With China forecast to be the leading Asia Pacific country for air traffic by 2014, Boeing 's study for the Beijing Capital International Airport is now under way.
Beth Keck, a Hong Kong-based vice-president of Boeing Air Traffic Management (ATM) specializing in business development in the Asian region, said in a press luncheon May 6 in Hong Kong that the company recently signed its first contract with the Civil Aviation Administration of China (CAAC) and has embarked on a six-month study on the airport's terminal maneuvering area and ground operations.

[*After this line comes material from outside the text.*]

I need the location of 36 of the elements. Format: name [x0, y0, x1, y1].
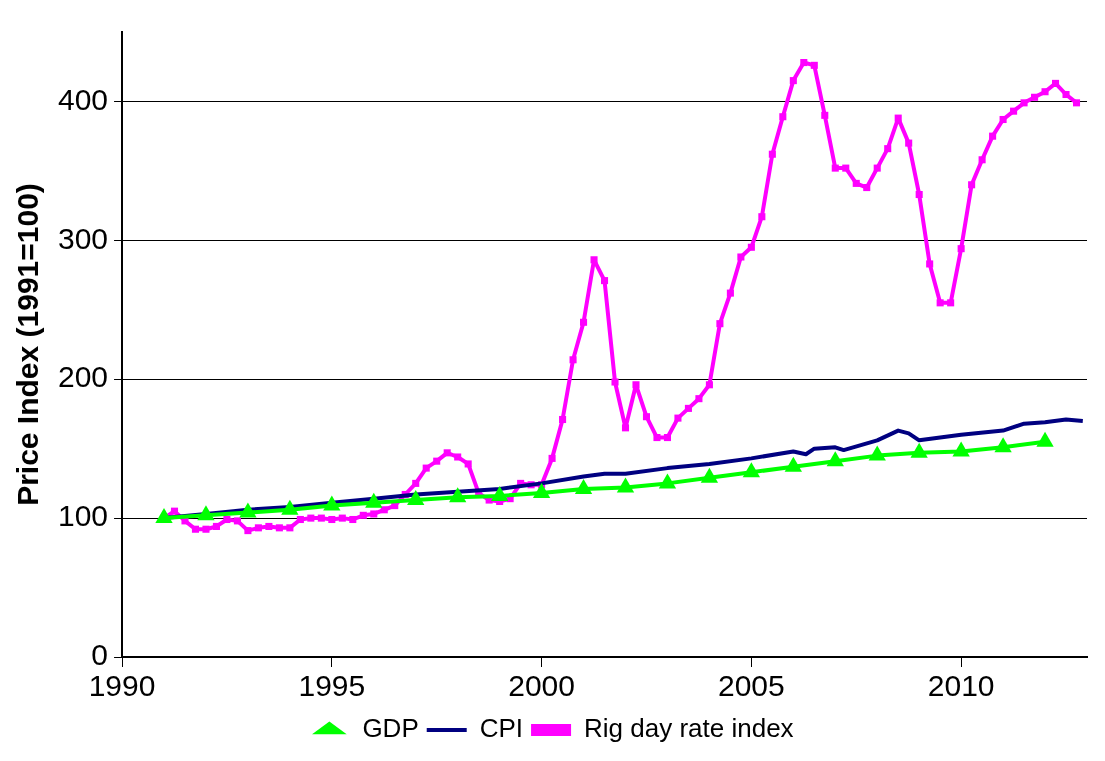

"The volume of air traffic in Beijing is expected to double over the next eight years, due to a number of factors, including the holding of the Olympic Games in 2008. So we are getting data on the airport approaches, the airport gates and to crunch them for educated growth projections," she said.
Simulation tests will then be run on the computer to see if the airport works fine with data of increased air traffic flows - as the airport is planning to have a third runway for the year 2004, she said.

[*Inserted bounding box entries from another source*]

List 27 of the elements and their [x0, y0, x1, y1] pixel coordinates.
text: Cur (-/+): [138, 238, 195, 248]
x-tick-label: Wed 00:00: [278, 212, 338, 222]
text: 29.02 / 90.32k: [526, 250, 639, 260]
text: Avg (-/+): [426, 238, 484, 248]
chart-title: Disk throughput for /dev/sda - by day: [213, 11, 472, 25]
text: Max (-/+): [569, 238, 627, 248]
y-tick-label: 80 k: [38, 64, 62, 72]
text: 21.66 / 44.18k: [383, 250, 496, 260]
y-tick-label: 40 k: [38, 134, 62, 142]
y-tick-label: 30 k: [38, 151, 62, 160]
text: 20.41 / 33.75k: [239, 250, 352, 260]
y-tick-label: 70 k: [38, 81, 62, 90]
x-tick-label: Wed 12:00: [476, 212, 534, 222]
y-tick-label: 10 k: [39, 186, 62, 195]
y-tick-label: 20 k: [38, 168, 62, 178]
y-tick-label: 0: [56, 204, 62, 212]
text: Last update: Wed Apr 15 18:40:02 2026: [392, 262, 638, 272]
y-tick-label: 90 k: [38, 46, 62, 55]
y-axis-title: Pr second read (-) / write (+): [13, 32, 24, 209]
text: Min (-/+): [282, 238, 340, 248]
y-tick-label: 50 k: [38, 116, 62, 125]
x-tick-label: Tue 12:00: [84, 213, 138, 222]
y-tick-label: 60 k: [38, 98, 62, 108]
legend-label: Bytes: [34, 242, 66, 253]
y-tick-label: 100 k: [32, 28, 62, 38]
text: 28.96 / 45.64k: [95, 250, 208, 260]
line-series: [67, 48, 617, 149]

According to the International Air Transport Association (IATA), China is a country with the second fastest growth in total domestic and international travel after Vietnam, with an annual average growth rate forecast at 7.8 percent for the period from 1999-2014.
Meanwhile, Keck revealed that the company is also in talks with the Hong Kong Special Administrative Region's Civil Aviation Department to see if the International Airport at Chek Lap Kok here needs any upgrading for its air traffic management system, she said.
"Already there are significant congestion and delay problems in North America, Europe, and in certain parts of Asia that act as a drag on global economic growth," he said.
Boeing ATM projected that the growth for air traffic flow in the whole Asia is to triple the 1999 volume by the year 2020.